Тогда воздвигнут был в Мемфисе храм, который величеством своим затмевал все египетские капища и, назначенный идолопоклонству, не был еще оным осквернен; Иосиф исторгает сей храм от злочестия и превечному оный посвящает. Он избирает малое число мужей добродетельных для сего служения. Потом, призвав Итобала: «Мой друг! — рек он ему. — Ты не рожден в неволе, изыди из сего состояния. Я не предлагаю тебе величества, не вручаю меча, коим храбрость твоя вооружалась; спокойное ныне твое отечество не призывает тебя к битвам, и война Египта не смущает; наслаждайся блаженством, не проливая крови. Первому тебе открыл я творца всея природы; тобою я хощу народы просветити. Буди начальником над теми, коих избрал я к богослужению, приличному человеку; сразися с пороком и ложным предрассуждением, постави царство добродетели. Друг достойный! изливай повсюду чувствительность сердца твоего, председи священному дружеству, соединяющему сие новое сообщество мужей просвещенных и непорочных. Не к бесплодному познанию будешь ты людей призывати, учи их правоте и благодеянию; да вожди рода человеческого не заблуждают с ними во мраке; соделывай царей, мудрых законодателей. Иди, Пентефрий для меня дал тебе свободу; а я, сняв оковы с того, который, шествуя сам на смерть, хотел извести меня из темницы, удовлетворил и дружеству и благодарности». Произнеся слова сии, сердце его смягчается, восхищенный Итобал упадает к ногам Иосифа, который восставляет его и объемлет.

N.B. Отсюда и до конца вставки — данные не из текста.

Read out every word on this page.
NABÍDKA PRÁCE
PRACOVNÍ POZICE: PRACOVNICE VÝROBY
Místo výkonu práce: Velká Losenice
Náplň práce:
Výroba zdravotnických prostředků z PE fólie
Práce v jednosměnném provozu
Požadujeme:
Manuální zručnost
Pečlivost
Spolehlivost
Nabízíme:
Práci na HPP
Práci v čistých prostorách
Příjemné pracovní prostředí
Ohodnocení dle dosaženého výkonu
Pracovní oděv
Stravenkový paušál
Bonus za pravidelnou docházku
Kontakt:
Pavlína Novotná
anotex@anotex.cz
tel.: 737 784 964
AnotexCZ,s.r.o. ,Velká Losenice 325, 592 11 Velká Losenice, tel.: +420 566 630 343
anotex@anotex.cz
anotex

Провождаемый теми непорочными мужи, над коими начальствовал, идет Итобал от объятия Иосифа во храм, посвященный творцу всея твари. Царь первый туда шествует и, вступая в число людей, хранящих сие таинство, просвещается. Сему примеру подражает Пентефрий. Уже храм сей ожидает к себе мудрых от всех концов вселенныя. Орфей! песни твои станут в нем священнее. Ликург! Пифагор! вы почерпнете добродетель из сего божественного кладезя. Из недр сего жилища, о чудный Сократ! достигнет до тебя преходящее от единого философа к другому познание о боге, которое вселит в душу твою ту непоколебимую твердость, коею возвышен будеши над врагами своими, имущими принести тебя на жертву!
Иосиф, не довольствуясь единым исполнением сего предприятия, хощет еще и того, чтоб пирамиды, посвящаемые прежде гордыне и ложным таинствам, имели на себе почтенные знаки нового служения. Сим придает он более величества древним оным зданиям. Мудрые, на них взирающие, не единому чудному искусству дивятся. Сии гробницы вещают им о боге и бессмертии; они суть книги их, после той, которую им природа предлагает. Тако Иосиф, питая народы, их просвещает.
Посреди сего дела искал он иногда уединения, размышляти во оном о своих возлюбленных. Сие едино прерывало токмо важные его упражнения. Время быстро пролетало, а он не мог еще исполнити главнейшего своего желания, как во единый день, когда воображение его, паче всех дней, представляло ему ближних его, возвещают ему о прибытии чужестранцев, желающих от него купити пищи. Они немедленно ему представляются, в чертоги его входят и, повергнув себя к ногам его, преклоняют чело свое к земле; старший из них простирает свое слово: «Не остави, — рек он, — не остави погибнути людей несчастных, кои, быв некогда в изобилии, ныне гладом истаивают. Мы пришельцы, и хотя приносим к тебе злато, но не имеем права наслаждатися плодом твоего старания; слава возвестила в дому нашем твои добродетели, и мы не устрашаемся призвати на помощь нашу защитника несчастных».